If you want a lightweight alternative without a full cost platform, export node labels and compute savings with a simple recording rule:

groups:
  - name: spot-tracking
    interval: 5m
    rules:
      # Count of spot vs on-demand nodes
      - record: cluster:spot_nodes:count
        expr: count(kube_node_labels{label_node_type="spot"})

      - record: cluster:ondemand_nodes:count
        expr: count(kube_node_labels{label_node_type="on-demand"})

      # Spot node ratio — target > 60% for cost-optimized clusters
      - record: cluster:spot_node_ratio
        expr: |
          cluster:spot_nodes:count
          /
          (cluster:spot_nodes:count + cluster:ondemand_nodes:count)

Alert if your spot ratio drops below your target, which signals capacity issues:

groups:
  - name: spot-alerts
    rules:
      - alert: SpotNodeRatioLow
        expr: cluster:spot_node_ratio < 0.5
        for: 15m
        labels:
          severity: warning
        annotations:
          summary: "Spot node ratio dropped to {{ $value | humanizePercentage }}. Check for capacity issues or add instance types."

Graviton Spot: The Deepest Discounts

If you haven't tested ARM-based Graviton instances, you're leaving money on the table. Graviton spot prices are consistently 70-80% cheaper than on-demand x86 equivalents, and spot interruption rates tend to be lower because fewer teams compete for them.
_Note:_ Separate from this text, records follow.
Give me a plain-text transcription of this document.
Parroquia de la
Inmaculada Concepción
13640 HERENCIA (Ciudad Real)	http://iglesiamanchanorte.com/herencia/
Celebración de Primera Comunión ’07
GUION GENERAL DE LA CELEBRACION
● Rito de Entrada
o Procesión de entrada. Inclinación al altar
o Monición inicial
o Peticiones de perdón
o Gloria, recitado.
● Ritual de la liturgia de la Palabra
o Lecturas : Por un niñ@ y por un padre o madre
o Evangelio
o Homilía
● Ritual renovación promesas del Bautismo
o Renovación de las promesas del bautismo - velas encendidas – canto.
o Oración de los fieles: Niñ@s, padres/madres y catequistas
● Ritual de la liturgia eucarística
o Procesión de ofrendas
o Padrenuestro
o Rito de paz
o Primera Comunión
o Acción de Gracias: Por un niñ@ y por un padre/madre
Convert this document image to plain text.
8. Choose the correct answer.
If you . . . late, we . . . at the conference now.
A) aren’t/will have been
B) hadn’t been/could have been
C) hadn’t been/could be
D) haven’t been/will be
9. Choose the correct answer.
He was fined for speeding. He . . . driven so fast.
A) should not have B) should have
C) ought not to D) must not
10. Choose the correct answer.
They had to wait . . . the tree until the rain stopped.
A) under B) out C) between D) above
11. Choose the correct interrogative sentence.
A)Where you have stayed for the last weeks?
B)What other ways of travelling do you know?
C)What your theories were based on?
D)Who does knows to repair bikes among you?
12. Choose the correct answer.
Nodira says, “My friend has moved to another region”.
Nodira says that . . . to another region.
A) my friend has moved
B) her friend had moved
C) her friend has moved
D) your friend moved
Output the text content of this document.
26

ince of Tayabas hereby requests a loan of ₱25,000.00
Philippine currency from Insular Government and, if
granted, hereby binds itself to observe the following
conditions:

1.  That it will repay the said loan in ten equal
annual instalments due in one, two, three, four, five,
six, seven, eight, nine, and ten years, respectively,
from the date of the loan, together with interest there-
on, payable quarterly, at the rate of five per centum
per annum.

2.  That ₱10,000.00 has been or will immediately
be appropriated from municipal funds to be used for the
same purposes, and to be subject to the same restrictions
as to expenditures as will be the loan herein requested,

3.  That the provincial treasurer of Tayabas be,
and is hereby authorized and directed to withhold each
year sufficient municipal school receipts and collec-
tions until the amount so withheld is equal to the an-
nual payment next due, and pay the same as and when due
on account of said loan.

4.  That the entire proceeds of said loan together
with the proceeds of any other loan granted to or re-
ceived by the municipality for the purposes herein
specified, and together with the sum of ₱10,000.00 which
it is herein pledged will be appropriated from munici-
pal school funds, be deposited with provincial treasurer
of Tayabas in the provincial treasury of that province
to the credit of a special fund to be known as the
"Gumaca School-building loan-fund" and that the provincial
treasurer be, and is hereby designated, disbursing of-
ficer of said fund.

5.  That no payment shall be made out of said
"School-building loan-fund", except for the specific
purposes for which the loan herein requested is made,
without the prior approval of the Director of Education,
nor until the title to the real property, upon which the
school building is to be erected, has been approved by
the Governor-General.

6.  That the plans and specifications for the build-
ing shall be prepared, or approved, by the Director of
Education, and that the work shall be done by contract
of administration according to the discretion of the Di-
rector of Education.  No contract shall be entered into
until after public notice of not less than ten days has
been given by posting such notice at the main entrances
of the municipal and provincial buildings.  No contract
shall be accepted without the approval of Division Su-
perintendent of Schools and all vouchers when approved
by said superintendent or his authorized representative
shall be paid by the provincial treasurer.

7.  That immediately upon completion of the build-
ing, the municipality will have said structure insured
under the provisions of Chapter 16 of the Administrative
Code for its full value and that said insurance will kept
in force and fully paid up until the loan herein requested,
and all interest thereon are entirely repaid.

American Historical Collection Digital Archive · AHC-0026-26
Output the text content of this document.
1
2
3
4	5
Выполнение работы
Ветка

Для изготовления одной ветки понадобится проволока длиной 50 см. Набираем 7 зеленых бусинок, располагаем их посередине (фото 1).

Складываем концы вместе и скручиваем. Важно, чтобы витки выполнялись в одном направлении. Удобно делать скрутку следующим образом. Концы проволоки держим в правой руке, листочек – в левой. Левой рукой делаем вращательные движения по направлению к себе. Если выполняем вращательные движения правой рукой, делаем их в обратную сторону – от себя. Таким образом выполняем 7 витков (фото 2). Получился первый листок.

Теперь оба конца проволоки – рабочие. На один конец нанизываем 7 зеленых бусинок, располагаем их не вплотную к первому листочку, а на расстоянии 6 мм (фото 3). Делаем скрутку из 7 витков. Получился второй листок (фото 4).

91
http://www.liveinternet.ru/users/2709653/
Add Graviton instances to your spot node group with a multi-arch build strategy:

resource "aws_eks_node_group" "spot_graviton" {
  cluster_name    = aws_eks_cluster.main.name
  node_group_name = "spot-graviton"
  node_role_arn   = aws_iam_role.node.arn
  subnet_ids      = var.private_subnet_ids
  ami_type        = "AL2_ARM_64"
  capacity_type   = "SPOT"

  instance_types = [
    "m7g.xlarge",
    "m7g.2xlarge",
    "m6g.xlarge",
    "m6g.2xlarge",
    "c7g.xlarge",
    "c7g.2xlarge",
  ]

  scaling_config {
    desired_size = 3
    max_size     = 10
    min_size     = 1
  }

  labels = {
    "node-type"    = "spot"
    "arch"         = "arm64"
    "workload-type" = "stateless"
  }

  taint {
    key    = "spot"
    value  = "true"
    effect = "NO_SCHEDULE"
  }
}

Your container images need to be multi-arch. If you're using Docker Buildx, this is straightforward:

docker buildx build \
  --platform linux/amd64,linux/arm64 \
  --tag myapp/api:v2.1.0 \
  --push .

Kubernetes schedules pods to matching architectures automatically. No changes to your Deployment manifests needed — just build multi-arch images and let the scheduler handle it.

Spot instances aren't risky. Running all your compute on on-demand when you don't have to — that's the real risk to your budget.